The presentation addresses practical implementation considerations critical for successful deployment in industrial settings. Hyperparameter optimization strategies balance forecast accuracy, computational efficiency, and generalization performance across diverse operating regimes. Multi-step forecasting approaches—recursive prediction versus direct multi-output modeling—exhibit different trade-offs between short-term precision and long-term stability. Uncertainty quantification methods, including conformal prediction and quantile regression, provide probabilistic forecasts that support risk-aware decision-making and enable more sophisticated optimization under uncertainty. Computational resource requirements vary substantially across architectures; understanding these trade-offs enables appropriate model selection given deployment constraints spanning edge devices, cloud infrastructure, and hybrid architectures.

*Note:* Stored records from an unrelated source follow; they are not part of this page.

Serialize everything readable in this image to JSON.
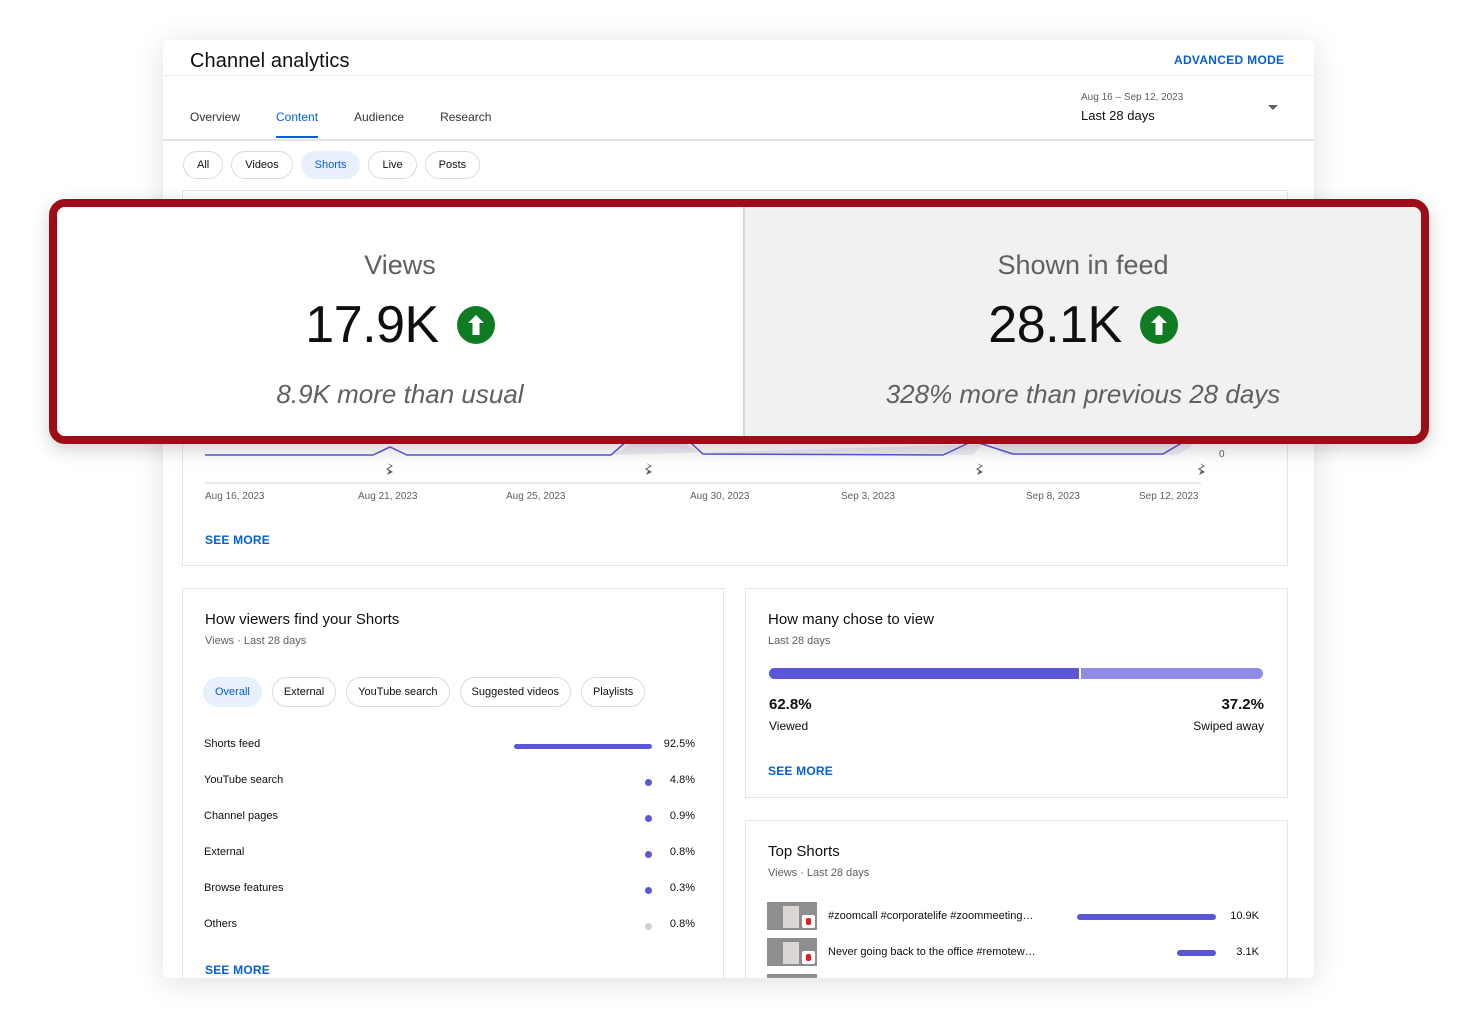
{
  "header": {
    "title": "Channel analytics",
    "advanced_mode": "ADVANCED MODE",
    "date_range": "Aug 16 – Sep 12, 2023",
    "date_label": "Last 28 days"
  },
  "tabs": [
    {
      "label": "Overview"
    },
    {
      "label": "Content"
    },
    {
      "label": "Audience"
    },
    {
      "label": "Research"
    }
  ],
  "active_tab": "Content",
  "filter_chips": [
    {
      "label": "All"
    },
    {
      "label": "Videos"
    },
    {
      "label": "Shorts"
    },
    {
      "label": "Live"
    },
    {
      "label": "Posts"
    }
  ],
  "active_filter": "Shorts",
  "metrics": {
    "views": {
      "label": "Views",
      "value": "17.9K",
      "note": "8.9K more than usual",
      "trend": "up"
    },
    "shown_in_feed": {
      "label": "Shown in feed",
      "value": "28.1K",
      "note": "328% more than previous 28 days",
      "trend": "up"
    }
  },
  "chart": {
    "y_tick_zero": "0",
    "x_ticks": [
      "Aug 16, 2023",
      "Aug 21, 2023",
      "Aug 25, 2023",
      "Aug 30, 2023",
      "Sep 3, 2023",
      "Sep 8, 2023",
      "Sep 12, 2023"
    ],
    "see_more": "SEE MORE",
    "marker_icon": "shorts-icon",
    "accent": "#5b56d6"
  },
  "traffic_sources": {
    "title": "How viewers find your Shorts",
    "subtitle": "Views · Last 28 days",
    "chips": [
      "Overall",
      "External",
      "YouTube search",
      "Suggested videos",
      "Playlists"
    ],
    "active_chip": "Overall",
    "rows": [
      {
        "name": "Shorts feed",
        "value": "92.5%",
        "fraction": 0.925
      },
      {
        "name": "YouTube search",
        "value": "4.8%",
        "fraction": 0.048
      },
      {
        "name": "Channel pages",
        "value": "0.9%",
        "fraction": 0.009
      },
      {
        "name": "External",
        "value": "0.8%",
        "fraction": 0.008
      },
      {
        "name": "Browse features",
        "value": "0.3%",
        "fraction": 0.003
      },
      {
        "name": "Others",
        "value": "0.8%",
        "fraction": 0.008
      }
    ],
    "see_more": "SEE MORE"
  },
  "chose_to_view": {
    "title": "How many chose to view",
    "subtitle": "Last 28 days",
    "viewed_pct": "62.8%",
    "viewed_label": "Viewed",
    "viewed_fraction": 0.628,
    "swiped_pct": "37.2%",
    "swiped_label": "Swiped away",
    "see_more": "SEE MORE"
  },
  "top_shorts": {
    "title": "Top Shorts",
    "subtitle": "Views · Last 28 days",
    "items": [
      {
        "title": "#zoomcall #corporatelife #zoommeeting…",
        "views": "10.9K",
        "fraction": 1.0
      },
      {
        "title": "Never going back to the office #remotew…",
        "views": "3.1K",
        "fraction": 0.284
      }
    ]
  },
  "colors": {
    "accent_blue": "#065fd4",
    "bar_purple": "#5b56d6",
    "trend_up_green": "#0f7b23",
    "highlight_border": "#9e0c17"
  }
}
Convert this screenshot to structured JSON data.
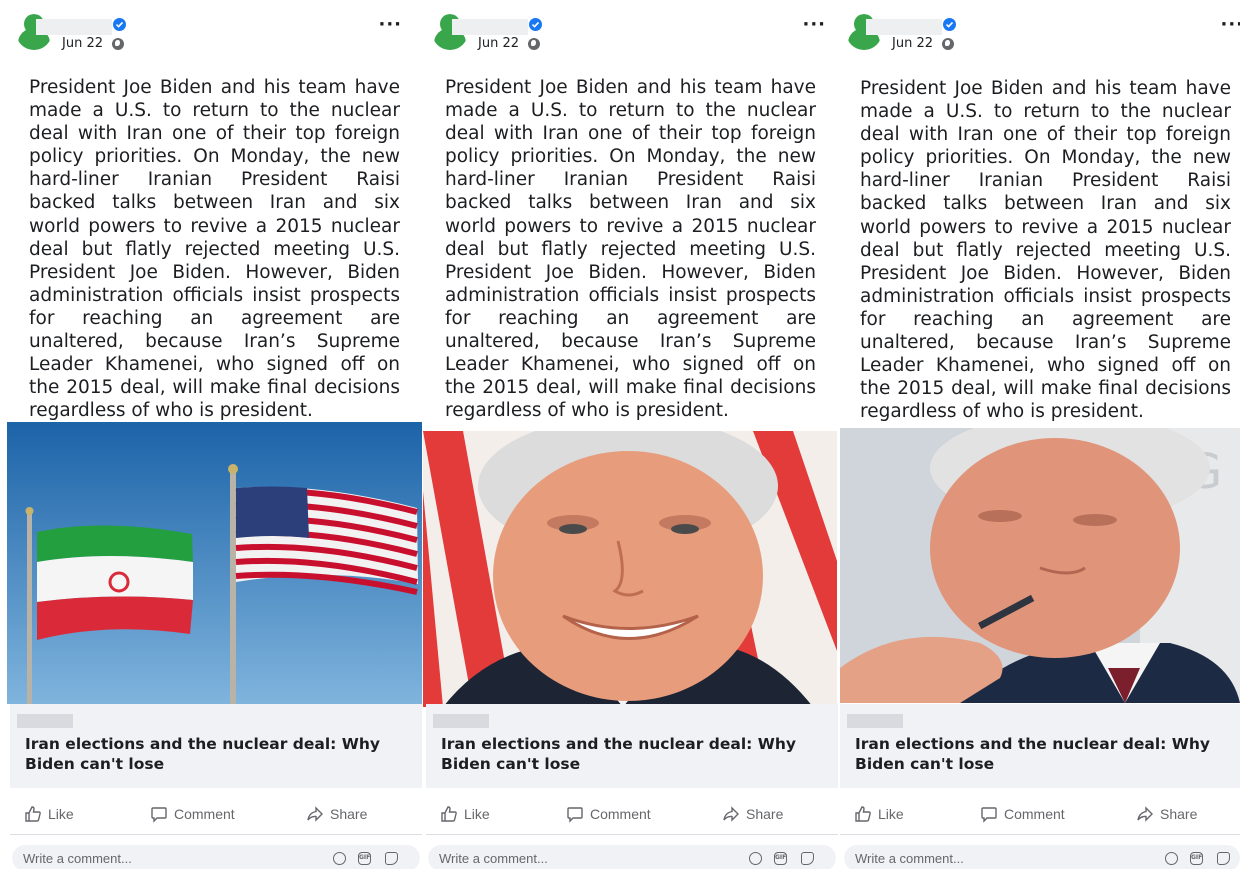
{
  "posts": [
    {
      "date": "Jun 22",
      "text": "President Joe Biden and his team have made a U.S. to return to the nuclear deal with Iran one of their top foreign policy priorities. On Monday, the new hard-liner Iranian President Raisi backed talks between Iran and six world powers to revive a 2015 nuclear deal but flatly rejected meeting U.S. President Joe Biden. However, Biden administration officials insist prospects for reaching an agreement are unaltered, because Iran’s Supreme Leader Khamenei, who signed off on the 2015 deal, will make final decisions regardless of who is president.",
      "image": "iran-us-flags",
      "headline": "Iran elections and the nuclear deal: Why Biden can't lose",
      "actions": {
        "like": "Like",
        "comment": "Comment",
        "share": "Share"
      },
      "comment_placeholder": "Write a comment..."
    },
    {
      "date": "Jun 22",
      "text": "President Joe Biden and his team have made a U.S. to return to the nuclear deal with Iran one of their top foreign policy priorities. On Monday, the new hard-liner Iranian President Raisi backed talks between Iran and six world powers to revive a 2015 nuclear deal but flatly rejected meeting U.S. President Joe Biden. However, Biden administration officials insist prospects for reaching an agreement are unaltered, because Iran’s Supreme Leader Khamenei, who signed off on the 2015 deal, will make final decisions regardless of who is president.",
      "image": "biden-smiling",
      "headline": "Iran elections and the nuclear deal: Why Biden can't lose",
      "actions": {
        "like": "Like",
        "comment": "Comment",
        "share": "Share"
      },
      "comment_placeholder": "Write a comment..."
    },
    {
      "date": "Jun 22",
      "text": "President Joe Biden and his team have made a U.S. to return to the nuclear deal with Iran one of their top foreign policy priorities. On Monday, the new hard-liner Iranian President Raisi backed talks between Iran and six world powers to revive a 2015 nuclear deal but flatly rejected meeting U.S. President Joe Biden. However, Biden administration officials insist prospects for reaching an agreement are unaltered, because Iran’s Supreme Leader Khamenei, who signed off on the 2015 deal, will make final decisions regardless of who is president.",
      "image": "biden-pensive",
      "headline": "Iran elections and the nuclear deal: Why Biden can't lose",
      "actions": {
        "like": "Like",
        "comment": "Comment",
        "share": "Share"
      },
      "comment_placeholder": "Write a comment..."
    }
  ],
  "colors": {
    "verified": "#1877f2",
    "avatar": "#3aa64b",
    "preview_bg": "#f0f2f5",
    "muted": "#65676b"
  }
}
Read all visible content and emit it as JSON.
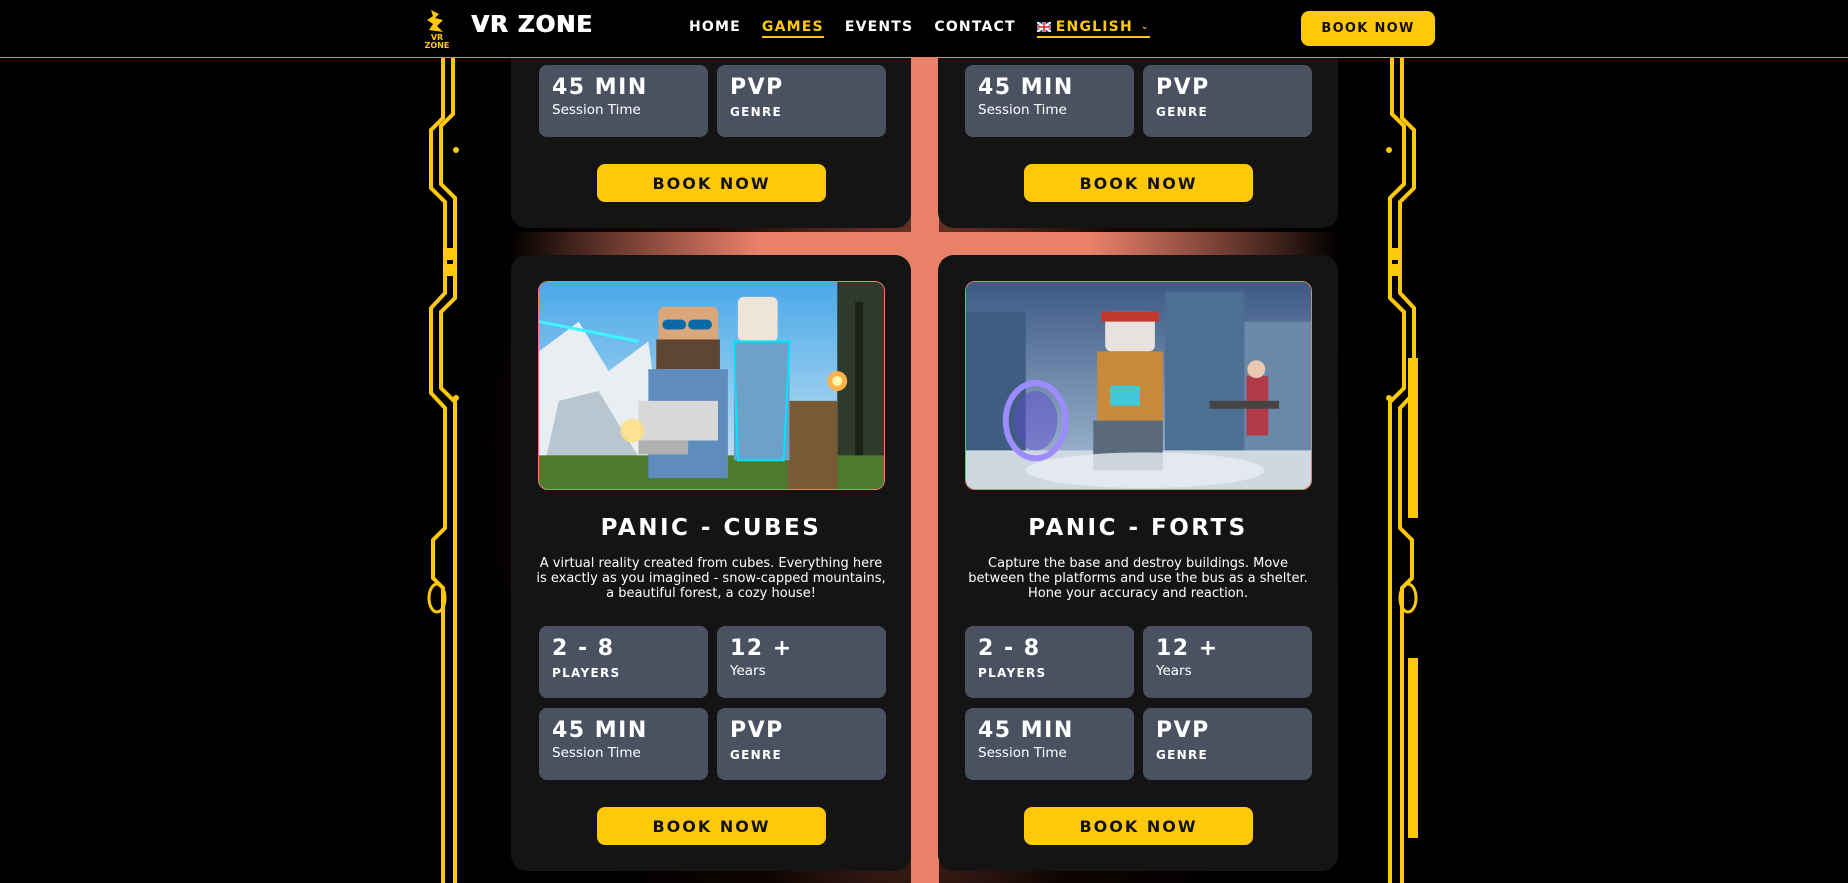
{
  "header": {
    "logo_text": "VR ZONE",
    "brand": "VR ZONE",
    "nav": [
      {
        "label": "HOME"
      },
      {
        "label": "GAMES"
      },
      {
        "label": "EVENTS"
      },
      {
        "label": "CONTACT"
      }
    ],
    "language": "ENGLISH",
    "book_label": "BOOK NOW"
  },
  "top_cards": [
    {
      "stats": [
        {
          "value": "45 MIN",
          "label": "Session Time"
        },
        {
          "value": "PVP",
          "label": "GENRE"
        }
      ],
      "book_label": "BOOK NOW"
    },
    {
      "stats": [
        {
          "value": "45 MIN",
          "label": "Session Time"
        },
        {
          "value": "PVP",
          "label": "GENRE"
        }
      ],
      "book_label": "BOOK NOW"
    }
  ],
  "games": [
    {
      "title": "PANIC - CUBES",
      "description": "A virtual reality created from cubes. Everything here is exactly as you imagined - snow-capped mountains, a beautiful forest, a cozy house!",
      "stats": [
        {
          "value": "2 - 8",
          "label": "PLAYERS"
        },
        {
          "value": "12 +",
          "label": "Years"
        },
        {
          "value": "45 MIN",
          "label": "Session Time"
        },
        {
          "value": "PVP",
          "label": "GENRE"
        }
      ],
      "book_label": "BOOK NOW"
    },
    {
      "title": "PANIC - FORTS",
      "description": "Capture the base and destroy buildings. Move between the platforms and use the bus as a shelter. Hone your accuracy and reaction.",
      "stats": [
        {
          "value": "2 - 8",
          "label": "PLAYERS"
        },
        {
          "value": "12 +",
          "label": "Years"
        },
        {
          "value": "45 MIN",
          "label": "Session Time"
        },
        {
          "value": "PVP",
          "label": "GENRE"
        }
      ],
      "book_label": "BOOK NOW"
    }
  ],
  "colors": {
    "accent": "#ffc80a",
    "glow": "#e8806a",
    "card": "#141414",
    "stat": "#4a5262"
  }
}
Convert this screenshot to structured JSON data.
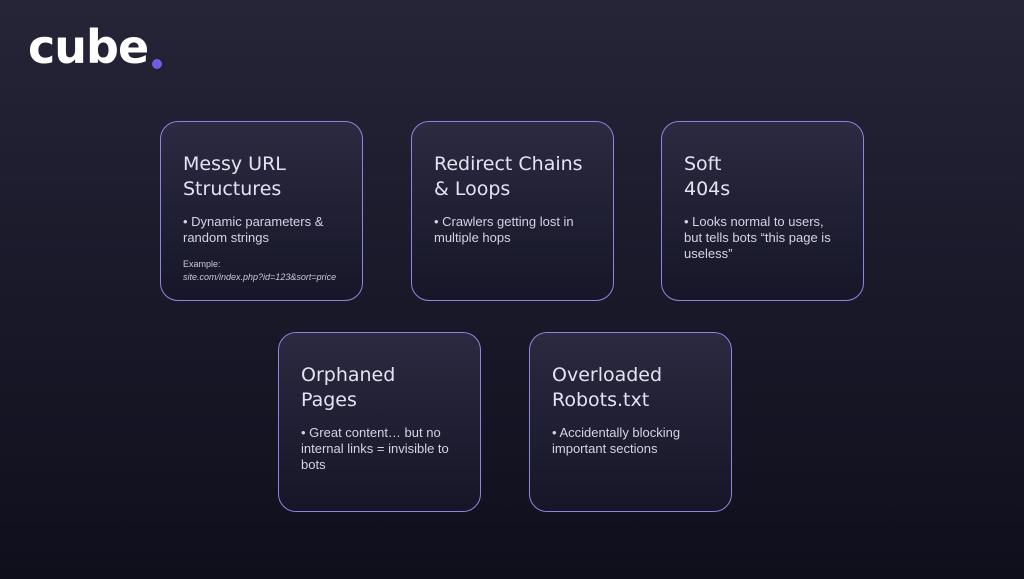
{
  "logo": {
    "text": "cube",
    "dot_color": "#6f5ce6"
  },
  "cards": [
    {
      "title_lines": [
        "Messy URL",
        "Structures"
      ],
      "bullet": "• Dynamic parameters & random strings",
      "example_label": "Example:",
      "example_url": "site.com/index.php?id=123&sort=price"
    },
    {
      "title_lines": [
        "Redirect Chains",
        "& Loops"
      ],
      "bullet": "• Crawlers getting lost in multiple hops"
    },
    {
      "title_lines": [
        "Soft",
        "404s"
      ],
      "bullet": "• Looks normal to users, but tells bots “this page is useless”"
    },
    {
      "title_lines": [
        "Orphaned",
        "Pages"
      ],
      "bullet": "• Great content… but no internal links = invisible to bots"
    },
    {
      "title_lines": [
        "Overloaded",
        "Robots.txt"
      ],
      "bullet": "• Accidentally blocking important sections"
    }
  ],
  "colors": {
    "card_border": "#8b86e0",
    "background": "#1a1a2b",
    "accent": "#6f5ce6"
  }
}
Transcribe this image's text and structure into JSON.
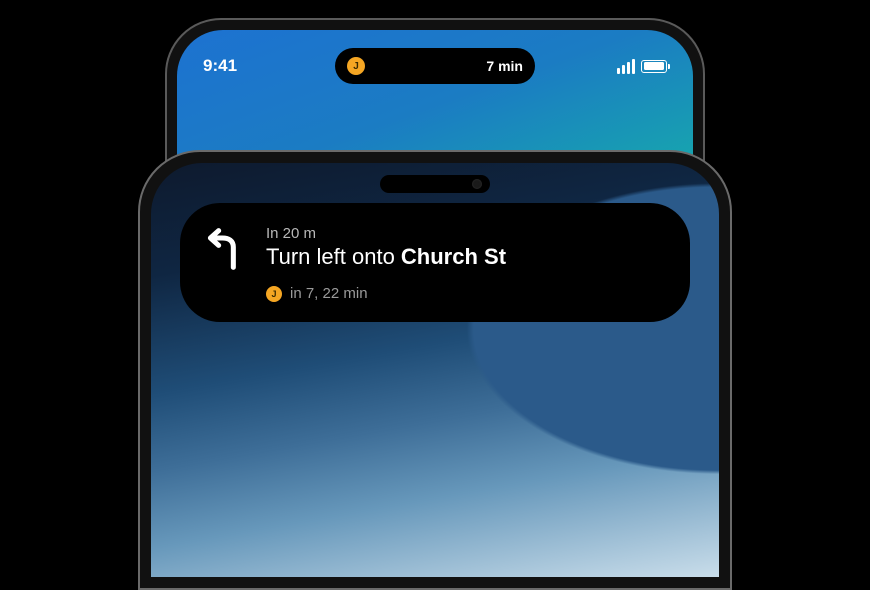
{
  "statusbar": {
    "time": "9:41"
  },
  "compact_island": {
    "app_initial": "J",
    "eta_text": "7 min"
  },
  "expanded_island": {
    "distance_label": "In 20 m",
    "instruction_prefix": "Turn left onto ",
    "instruction_bold": "Church St",
    "app_initial": "J",
    "eta_text": "in 7, 22 min"
  },
  "colors": {
    "accent_orange": "#f5a623"
  }
}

Emerging research directions promise further advances in transformer-based time series forecasting. Multi-modal learning frameworks integrate diverse data sources—numerical time series, textual information from maintenance logs, image data from monitoring systems—to enhance prediction accuracy and provide richer contextual understanding. Hierarchical transformers model time series at multiple temporal resolutions simultaneously, capturing both fine-grained short-term dynamics and coarse-grained long-term trends. Causal transformers move beyond purely correlational modeling to identify causal relationships between variables, enabling more reliable counterfactual reasoning and what-if analysis for scenario planning. Few-shot learning techniques aim to enable accurate forecasting with minimal historical data, addressing cold-start problems when deploying systems in new contexts or for newly installed equipment.
Benchmarking methodologies and standardized evaluation frameworks facilitate rigorous comparison across competing approaches and accelerate research progress. The NeuralForecast library provides unified interfaces to state-of-the-art models including transformers, enabling streamlined experimentation and deployment. Open datasets spanning diverse domains—electricity markets, solar and wind generation, building energy consumption, transportation demand—enable reproducible research and fair algorithmic comparison. Evaluation metrics beyond point forecast accuracy, including prediction interval coverage, calibration error, and decision-oriented metrics quantifying business value, provide more comprehensive assessment of practical utility.
This survey synthesizes recent theoretical advances and empirical findings in transformer-based time series forecasting, providing researchers with comprehensive understanding of state-of-the-art techniques and practitioners with actionable guidance for deploying these powerful architectures in energy systems and industrial applications. The dramatic accuracy improvements, enhanced interpretability, and flexible deployment options offered by transformer models position them as the methodology of choice for next-generation forecasting systems supporting data-driven decision-making in an increasingly complex and dynamic operational landscape.